A report in Nature describes a method of extracting cells capable of becoming neural cells from an unlikely source: urine. Duanqing Pei and coworkers at China’s Guangzhou Institutes of Biomedicine and Health and previously demonstrated the conversion of kidney epithelial cells from urine into iPS cells. That study involved retroviruses to confer pluripotency, which makes cells less predictable in a clinical setting. Here researchers introduced genes using vectors that did not integrate in the cellular genome. In one experiment, Pei et al. generated cells that resembled pluripotent stem cells after just 12 days – half of normal time.

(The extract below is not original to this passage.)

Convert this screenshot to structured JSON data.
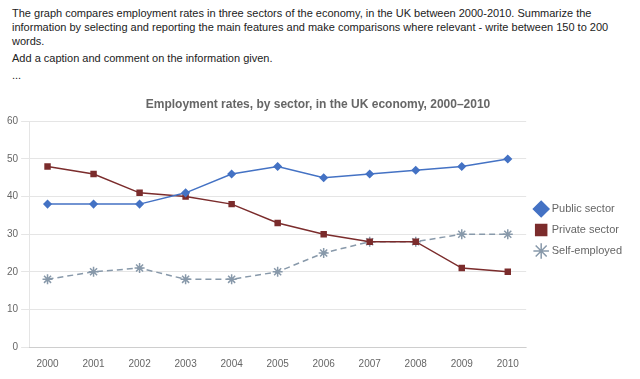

The Institute of Medicine (IOM) is urging the California Institute for Regenerative Medicine (CIRM) to change its practices to address potential issues related to mismanagement and conflicts of interest. Created in 2004, CIRM has awarded $1.3 billion in grants to stem cell projects of the $3 billion approved by California voters. CIRM is governed by a 29-member board that includes scientists, industry leaders and patient advocates. IOM did not cite any specific conflicts of interest in its report, but noted that if such concerns were not addressed CIRM could lose credibility among scientists and the public. See related stories from the Nature News Blog, Los Angeles Times, or the full IOM report.
A paper in ACS Nano describes the first case of manipulation of the neural stem cell niche with nanoparticles that release retinoic acid, a pro-neurogenic agent. Manipulating niches could “open new perspectives for the treatment of neurodegenerative diseases,” said Dr. Lino Ferreira, lead investigator at the Biocant-Center of Innovation and Biotechnology in Portugal, where the work was done.

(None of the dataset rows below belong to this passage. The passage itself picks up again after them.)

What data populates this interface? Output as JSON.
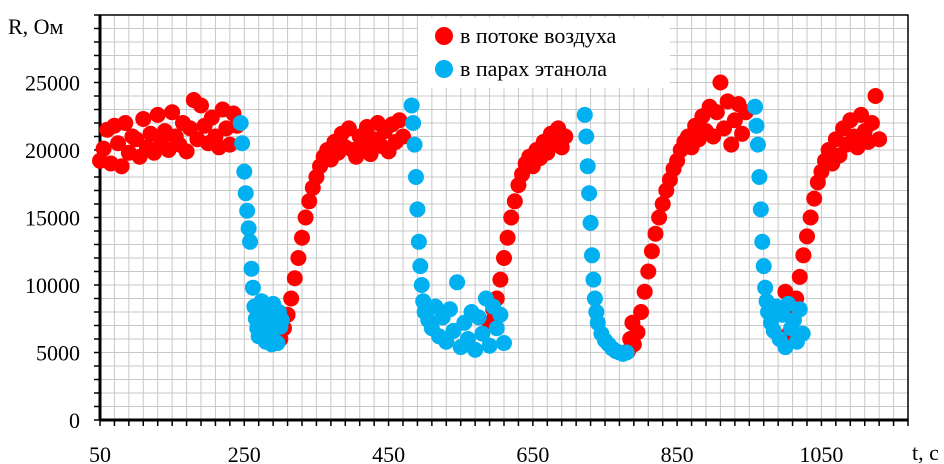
{
  "chart_data": {
    "type": "scatter",
    "xlabel": "t, c",
    "ylabel": "R, Ом",
    "xlim": [
      50,
      1170
    ],
    "ylim": [
      0,
      30000
    ],
    "x_ticks": [
      50,
      250,
      450,
      650,
      850,
      1050
    ],
    "y_ticks": [
      0,
      5000,
      10000,
      15000,
      20000,
      25000
    ],
    "grid": true,
    "legend_placement": "top-center",
    "series": [
      {
        "name": "в потоке воздуха",
        "color": "#ff0000",
        "points": [
          [
            50,
            19200
          ],
          [
            55,
            20100
          ],
          [
            60,
            21500
          ],
          [
            65,
            19000
          ],
          [
            70,
            21800
          ],
          [
            75,
            20500
          ],
          [
            80,
            18800
          ],
          [
            85,
            22000
          ],
          [
            90,
            19800
          ],
          [
            95,
            21000
          ],
          [
            100,
            20800
          ],
          [
            105,
            19500
          ],
          [
            110,
            22300
          ],
          [
            115,
            20200
          ],
          [
            120,
            21200
          ],
          [
            125,
            19800
          ],
          [
            130,
            22600
          ],
          [
            135,
            20600
          ],
          [
            140,
            21400
          ],
          [
            145,
            20000
          ],
          [
            150,
            22800
          ],
          [
            155,
            21000
          ],
          [
            160,
            20400
          ],
          [
            165,
            22000
          ],
          [
            170,
            19900
          ],
          [
            175,
            21600
          ],
          [
            180,
            23700
          ],
          [
            185,
            20800
          ],
          [
            190,
            23300
          ],
          [
            195,
            21800
          ],
          [
            200,
            20500
          ],
          [
            205,
            22400
          ],
          [
            210,
            21000
          ],
          [
            215,
            20200
          ],
          [
            220,
            23000
          ],
          [
            225,
            21600
          ],
          [
            230,
            20400
          ],
          [
            235,
            22700
          ],
          [
            240,
            21800
          ],
          [
            300,
            6000
          ],
          [
            305,
            6800
          ],
          [
            310,
            7800
          ],
          [
            315,
            9000
          ],
          [
            320,
            10500
          ],
          [
            325,
            12000
          ],
          [
            330,
            13500
          ],
          [
            335,
            15000
          ],
          [
            340,
            16200
          ],
          [
            345,
            17200
          ],
          [
            350,
            18000
          ],
          [
            355,
            18800
          ],
          [
            360,
            19500
          ],
          [
            365,
            20000
          ],
          [
            370,
            19300
          ],
          [
            375,
            20600
          ],
          [
            380,
            19800
          ],
          [
            385,
            21200
          ],
          [
            390,
            20200
          ],
          [
            395,
            21600
          ],
          [
            400,
            20000
          ],
          [
            405,
            19500
          ],
          [
            410,
            21000
          ],
          [
            415,
            20400
          ],
          [
            420,
            21700
          ],
          [
            425,
            19700
          ],
          [
            430,
            20800
          ],
          [
            435,
            22000
          ],
          [
            440,
            20300
          ],
          [
            445,
            21400
          ],
          [
            450,
            19900
          ],
          [
            455,
            21900
          ],
          [
            460,
            20600
          ],
          [
            465,
            22200
          ],
          [
            470,
            21000
          ],
          [
            590,
            7200
          ],
          [
            595,
            8200
          ],
          [
            600,
            9000
          ],
          [
            605,
            10400
          ],
          [
            610,
            12000
          ],
          [
            615,
            13500
          ],
          [
            620,
            15000
          ],
          [
            625,
            16200
          ],
          [
            630,
            17400
          ],
          [
            635,
            18200
          ],
          [
            640,
            19000
          ],
          [
            645,
            19500
          ],
          [
            650,
            18800
          ],
          [
            655,
            20000
          ],
          [
            660,
            19400
          ],
          [
            665,
            20600
          ],
          [
            670,
            19800
          ],
          [
            675,
            21200
          ],
          [
            680,
            20400
          ],
          [
            685,
            21600
          ],
          [
            690,
            20200
          ],
          [
            695,
            21000
          ],
          [
            782,
            5100
          ],
          [
            785,
            6000
          ],
          [
            788,
            7200
          ],
          [
            790,
            5600
          ],
          [
            795,
            6500
          ],
          [
            800,
            8000
          ],
          [
            805,
            9500
          ],
          [
            810,
            11000
          ],
          [
            815,
            12500
          ],
          [
            820,
            13800
          ],
          [
            825,
            15000
          ],
          [
            830,
            16000
          ],
          [
            835,
            17000
          ],
          [
            840,
            17800
          ],
          [
            845,
            18600
          ],
          [
            850,
            19200
          ],
          [
            855,
            20000
          ],
          [
            860,
            20600
          ],
          [
            865,
            21000
          ],
          [
            870,
            20200
          ],
          [
            875,
            21800
          ],
          [
            880,
            20800
          ],
          [
            885,
            22500
          ],
          [
            890,
            21400
          ],
          [
            895,
            23200
          ],
          [
            900,
            21000
          ],
          [
            905,
            22800
          ],
          [
            910,
            25000
          ],
          [
            915,
            21600
          ],
          [
            920,
            23600
          ],
          [
            925,
            20400
          ],
          [
            930,
            22200
          ],
          [
            935,
            23400
          ],
          [
            940,
            21200
          ],
          [
            945,
            22800
          ],
          [
            1000,
            9500
          ],
          [
            1005,
            6400
          ],
          [
            1010,
            7600
          ],
          [
            1015,
            9000
          ],
          [
            1020,
            10600
          ],
          [
            1025,
            12200
          ],
          [
            1030,
            13600
          ],
          [
            1035,
            15000
          ],
          [
            1040,
            16400
          ],
          [
            1045,
            17600
          ],
          [
            1050,
            18400
          ],
          [
            1055,
            19200
          ],
          [
            1060,
            20000
          ],
          [
            1065,
            19000
          ],
          [
            1070,
            20800
          ],
          [
            1075,
            19600
          ],
          [
            1080,
            21600
          ],
          [
            1085,
            20400
          ],
          [
            1090,
            22200
          ],
          [
            1095,
            21000
          ],
          [
            1100,
            20200
          ],
          [
            1105,
            22600
          ],
          [
            1110,
            21400
          ],
          [
            1115,
            20600
          ],
          [
            1120,
            22000
          ],
          [
            1125,
            24000
          ],
          [
            1130,
            20800
          ]
        ]
      },
      {
        "name": "в парах этанола",
        "color": "#00b0f0",
        "points": [
          [
            245,
            22000
          ],
          [
            247,
            20500
          ],
          [
            250,
            18400
          ],
          [
            252,
            16800
          ],
          [
            254,
            15500
          ],
          [
            256,
            14200
          ],
          [
            258,
            13200
          ],
          [
            260,
            11200
          ],
          [
            262,
            9800
          ],
          [
            264,
            8400
          ],
          [
            266,
            7500
          ],
          [
            268,
            6800
          ],
          [
            270,
            6200
          ],
          [
            272,
            7800
          ],
          [
            274,
            8800
          ],
          [
            276,
            6600
          ],
          [
            278,
            7200
          ],
          [
            280,
            5800
          ],
          [
            282,
            8200
          ],
          [
            284,
            6400
          ],
          [
            286,
            7600
          ],
          [
            288,
            5600
          ],
          [
            290,
            8600
          ],
          [
            292,
            6800
          ],
          [
            294,
            7400
          ],
          [
            296,
            5700
          ],
          [
            298,
            8000
          ],
          [
            300,
            6900
          ],
          [
            302,
            7400
          ],
          [
            482,
            23300
          ],
          [
            484,
            22000
          ],
          [
            486,
            20400
          ],
          [
            488,
            18000
          ],
          [
            490,
            15600
          ],
          [
            492,
            13200
          ],
          [
            494,
            11400
          ],
          [
            496,
            10000
          ],
          [
            498,
            8800
          ],
          [
            500,
            8000
          ],
          [
            505,
            7400
          ],
          [
            510,
            6800
          ],
          [
            515,
            8400
          ],
          [
            520,
            6200
          ],
          [
            525,
            7600
          ],
          [
            530,
            5800
          ],
          [
            535,
            8200
          ],
          [
            540,
            6600
          ],
          [
            545,
            10200
          ],
          [
            550,
            5400
          ],
          [
            555,
            7200
          ],
          [
            560,
            6000
          ],
          [
            565,
            8000
          ],
          [
            570,
            5200
          ],
          [
            575,
            7600
          ],
          [
            580,
            6400
          ],
          [
            585,
            9000
          ],
          [
            590,
            5500
          ],
          [
            595,
            8400
          ],
          [
            600,
            6800
          ],
          [
            605,
            7800
          ],
          [
            610,
            5700
          ],
          [
            722,
            22600
          ],
          [
            724,
            21000
          ],
          [
            726,
            18800
          ],
          [
            728,
            16800
          ],
          [
            730,
            14600
          ],
          [
            732,
            12200
          ],
          [
            734,
            10400
          ],
          [
            736,
            9000
          ],
          [
            738,
            8000
          ],
          [
            740,
            7200
          ],
          [
            745,
            6400
          ],
          [
            750,
            5900
          ],
          [
            755,
            5600
          ],
          [
            760,
            5300
          ],
          [
            765,
            5100
          ],
          [
            770,
            5000
          ],
          [
            775,
            4900
          ],
          [
            780,
            5000
          ],
          [
            958,
            23200
          ],
          [
            960,
            21800
          ],
          [
            962,
            20400
          ],
          [
            964,
            18000
          ],
          [
            966,
            15600
          ],
          [
            968,
            13200
          ],
          [
            970,
            11400
          ],
          [
            972,
            9800
          ],
          [
            974,
            8800
          ],
          [
            976,
            8000
          ],
          [
            980,
            7200
          ],
          [
            984,
            6600
          ],
          [
            988,
            8400
          ],
          [
            992,
            6000
          ],
          [
            996,
            7800
          ],
          [
            1000,
            5400
          ],
          [
            1004,
            8600
          ],
          [
            1008,
            6800
          ],
          [
            1012,
            7400
          ],
          [
            1016,
            5800
          ],
          [
            1020,
            8200
          ],
          [
            1024,
            6400
          ]
        ]
      }
    ]
  }
}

As reported in Nature Methods, Salk Institute scientists have developed a technique for producing stem cells which, by being faster and safer, promises to remove a significant barrier to regenerative medicine therapies. “One of the barriers that needs to be overcome before stem cell therapies can be widely adopted is the difficulty of producing enough cells quickly enough for acute clinical application,” said study author Ignacio Sancho-Martinez. Stem cells are derived either directly from pluripotent cells (e.g. embryonic stem cells), or from reprogrammed mature cells (induced pluripotent stem cells). The former carry ethical concerns, while the latter are difficult to produce in quantity. The new technique, “indirect lineage conversion” pushes cells back just far enough to make them suitable for specification into progenitor cells.
Alternative to stem cells? Washington University scientists have learned how to re-awaken the process by which new cells are created in the heart. Cardiac cells lose most regenerative capacity after birth, but four human microRNAs identified by Ana Eulalio and coworkers were shown to stimulate proliferation of cultured rat heart cells and protect them from damage during heart attack in vivo. If the microRNAs work similarly in humans, they could initiate repair of hearts damaged by disease. The work was reported in Nature.

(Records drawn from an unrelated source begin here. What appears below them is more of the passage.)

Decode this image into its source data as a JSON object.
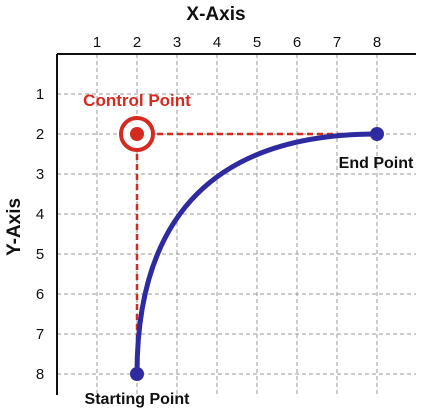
{
  "x_axis_title": "X-Axis",
  "y_axis_title": "Y-Axis",
  "x_ticks": [
    "1",
    "2",
    "3",
    "4",
    "5",
    "6",
    "7",
    "8"
  ],
  "y_ticks": [
    "1",
    "2",
    "3",
    "4",
    "5",
    "6",
    "7",
    "8"
  ],
  "grid_range": {
    "x": [
      0,
      8
    ],
    "y": [
      0,
      8
    ]
  },
  "points": {
    "start": {
      "label": "Starting Point",
      "x": 2,
      "y": 8
    },
    "control": {
      "label": "Control Point",
      "x": 2,
      "y": 2
    },
    "end": {
      "label": "End Point",
      "x": 8,
      "y": 2
    }
  },
  "colors": {
    "curve": "#2e2aa0",
    "control": "#d42a20",
    "guide": "#d42a20",
    "grid": "#9a9a9a",
    "border": "#111111"
  }
}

Business Briefs: Celldex Therapeutics has announced positive results from a Phase 1 study of CDX-301 (FMS-like tyrosine kinase-3 ligand), which mobilizes hematopoietic cell populations. With the therapeutic agent well-tolerated in healthy volunteers, the company is ready to move forward in such indications as hematopoietic stem cell transplantation and cancer immunotherapy… Adaptimmune has achieved encouraging preliminary results from an early phase clinical study using patients’ own T cells that have been genetically altered to attack multiple myeloma cells. The study demonstrated safety and bioactivity for patients who received an autologous stem cell transplant for multiple myeloma…Neuralstem has demonstrated that long-term immunosuppression is unnecessary for the long-term efficacy of its stem cell treatment of amyotrphic lateral sclerosis (ALS)…Related topic: Interview with Brainstorm Cell Therapeutics CEO Dr. Adrian Harel on his company’s take on stem cell-based ALS treatment…Ten pharmaceutical firms and 23 European universities will develop a stem cell bank through a project initiated and coordinated by the Oxford University and Roche. The bank will receive 55.6 million Euro ($72 million) over five years, with €26 million from the European Union’s Innovative Medicines Initiative…Similarly, Serbia will open its first stem cell bank in late 2013 or early 2014.